Lorem Ipsumは、印刷・Web・グラフィックデザインの世界で500年以上使われ続けている代表的なダミーテキストです。文章の意味を考えさせず、フォント・余白・レイアウトの視覚的バランスのみに集中させることが目的です。1500年代の印刷業者がページ見本を作るために組版した一節が、現代のデジタル制作にまで生き残っています。
定義:Lorem Ipsumとは
Lorem Ipsum(ロレム・イプサム)は、意図的に語順が崩されたラテン語の断片です。読み手が「意味を取ろうとして止まる」のを防ぎ、純粋にビジュアルとしてテキストブロックを評価できるようデザインされています。「ダミーテキスト」「グリーキング(greeking)」「プレースホルダーテキスト」とも呼ばれます。
由来:キケロの哲学書
1960年代、ラテン語研究者のリチャード・マクリントック教授が、Lorem Ipsumの正体を突き止めました。それは紀元前45年、古代ローマの政治家・哲学者キケロ(Marcus Tullius Cicero)が著した『De finibus bonorum et malorum(善悪の究極について)』第1巻のセクション1.10.32〜33でした。原文の一節:
「Neque porro quisquam est qui dolorem ipsum quia dolor sit amet, consectetur, adipisci velit...」
意訳:「苦痛それ自体を愛し、求め、得たいと願う者は誰もいない。なぜならそれは苦痛だからである...」。この「dolorem ipsum」が「Lorem ipsum」に変形され、現代のダミーテキストが生まれました。
標準的なLorem Ipsumのテキスト
Lorem Ipsumを使うべき場面
- ワイヤーフレーム・モックアップ: コピーが未完成の段階でレイアウトを検証する。

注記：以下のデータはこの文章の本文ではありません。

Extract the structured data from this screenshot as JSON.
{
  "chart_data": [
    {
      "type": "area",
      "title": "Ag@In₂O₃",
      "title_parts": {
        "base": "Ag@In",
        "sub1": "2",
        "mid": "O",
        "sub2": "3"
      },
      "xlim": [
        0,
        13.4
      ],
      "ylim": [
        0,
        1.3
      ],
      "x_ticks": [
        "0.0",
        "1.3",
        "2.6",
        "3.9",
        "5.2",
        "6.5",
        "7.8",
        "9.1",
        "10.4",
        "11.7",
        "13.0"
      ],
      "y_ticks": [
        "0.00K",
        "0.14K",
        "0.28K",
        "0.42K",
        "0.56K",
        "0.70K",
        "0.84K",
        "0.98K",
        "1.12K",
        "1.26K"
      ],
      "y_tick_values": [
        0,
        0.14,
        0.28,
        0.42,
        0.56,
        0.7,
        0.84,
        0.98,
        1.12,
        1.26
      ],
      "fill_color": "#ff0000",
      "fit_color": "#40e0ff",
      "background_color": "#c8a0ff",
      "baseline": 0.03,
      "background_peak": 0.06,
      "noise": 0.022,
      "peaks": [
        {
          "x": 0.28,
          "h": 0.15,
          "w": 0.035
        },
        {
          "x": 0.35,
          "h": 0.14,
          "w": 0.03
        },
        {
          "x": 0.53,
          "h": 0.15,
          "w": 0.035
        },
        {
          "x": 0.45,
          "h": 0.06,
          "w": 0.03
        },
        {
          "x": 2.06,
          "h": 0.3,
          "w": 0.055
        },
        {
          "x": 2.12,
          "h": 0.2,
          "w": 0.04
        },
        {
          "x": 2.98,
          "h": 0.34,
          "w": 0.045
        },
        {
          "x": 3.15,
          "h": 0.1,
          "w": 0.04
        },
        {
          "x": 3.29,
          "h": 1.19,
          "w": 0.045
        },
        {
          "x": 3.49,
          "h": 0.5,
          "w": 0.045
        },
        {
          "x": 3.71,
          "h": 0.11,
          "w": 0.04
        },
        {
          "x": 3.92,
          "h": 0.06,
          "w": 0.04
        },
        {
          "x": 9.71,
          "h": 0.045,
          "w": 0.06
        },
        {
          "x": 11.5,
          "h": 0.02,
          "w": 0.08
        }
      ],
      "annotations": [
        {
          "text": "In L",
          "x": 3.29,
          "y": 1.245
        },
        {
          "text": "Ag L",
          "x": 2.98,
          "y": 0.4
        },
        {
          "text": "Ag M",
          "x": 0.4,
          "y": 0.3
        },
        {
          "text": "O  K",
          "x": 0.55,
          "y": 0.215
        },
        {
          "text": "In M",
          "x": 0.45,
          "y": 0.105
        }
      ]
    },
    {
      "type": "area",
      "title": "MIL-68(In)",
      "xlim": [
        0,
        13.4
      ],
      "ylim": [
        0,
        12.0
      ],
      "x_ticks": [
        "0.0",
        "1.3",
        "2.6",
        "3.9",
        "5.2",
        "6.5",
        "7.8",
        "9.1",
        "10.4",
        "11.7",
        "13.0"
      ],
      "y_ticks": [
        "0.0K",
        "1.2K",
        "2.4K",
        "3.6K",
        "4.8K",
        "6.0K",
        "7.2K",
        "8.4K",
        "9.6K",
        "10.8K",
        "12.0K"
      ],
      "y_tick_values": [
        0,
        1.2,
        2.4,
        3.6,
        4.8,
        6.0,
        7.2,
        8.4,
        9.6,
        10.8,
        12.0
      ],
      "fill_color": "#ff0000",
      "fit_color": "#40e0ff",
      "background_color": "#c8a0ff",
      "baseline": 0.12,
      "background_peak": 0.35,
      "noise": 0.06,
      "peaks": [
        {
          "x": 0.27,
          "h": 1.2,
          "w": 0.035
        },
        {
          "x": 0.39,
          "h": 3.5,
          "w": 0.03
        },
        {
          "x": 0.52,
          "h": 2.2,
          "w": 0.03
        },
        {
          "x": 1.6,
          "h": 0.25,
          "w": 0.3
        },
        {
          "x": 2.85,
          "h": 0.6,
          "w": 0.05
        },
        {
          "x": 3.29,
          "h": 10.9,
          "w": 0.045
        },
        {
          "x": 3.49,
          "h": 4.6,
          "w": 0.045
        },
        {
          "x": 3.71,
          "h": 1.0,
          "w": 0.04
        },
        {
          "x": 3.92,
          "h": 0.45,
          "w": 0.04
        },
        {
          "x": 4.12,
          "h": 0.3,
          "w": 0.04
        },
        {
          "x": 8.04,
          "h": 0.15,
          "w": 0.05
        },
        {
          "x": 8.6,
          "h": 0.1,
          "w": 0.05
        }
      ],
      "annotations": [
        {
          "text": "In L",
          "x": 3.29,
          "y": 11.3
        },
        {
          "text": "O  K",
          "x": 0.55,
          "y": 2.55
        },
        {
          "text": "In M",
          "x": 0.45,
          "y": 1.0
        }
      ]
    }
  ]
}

- テンプレート販売: 購入者がコピーを置き換える前提のサンプル表示。
- フォントテスト: 大量のテキストで読みやすさやカーニングを確認する。
- 印刷物の校正: 文字の流れと画像配置をクライアントに見せる初稿。
Lorem Ipsumを使うべきでない場面
- 本番リリース直前のステージング環境(誤ってインデックスされるリスク)
- クライアントへの最終提案(実コピーで評価すべき)
- UXテスト(被験者が無意味テキストに気を取られる)
- SEO対策中のページ(薄いコンテンツと判定される)
日本語制作での代替案
日本語Webサイトでは、英文のLorem Ipsumよりも和文ダミーが適切です。なぜなら和文は1文字あたりの幅・濁点・改行ルールが異なり、英文では再現できないレイアウト崩れが起きるからです。代表的な選択肢:
- いろは歌: 古典的、47音すべて使う唯一の組み合わせ
- 「すぐ使えるダミー文章」: Web制作で最も普及した和文ジェネレーター
- 青空文庫からの抜粋: 著作権切れの名作冒頭部分を借用
- あめんぼあかいなあいうえお: 北原白秋の発声練習詩
ダミーテキストと単語数
Lorem Ipsumを使うときは「何単語必要か」を最初に決めるとレイアウト精度が上がります。短い見出しなら10〜20単語、リード文なら50〜80単語、本文ブロックなら300〜500単語が標準です。 単語カウンターで必要な単語数を測りつつ、最終コピーと差し替えていきましょう。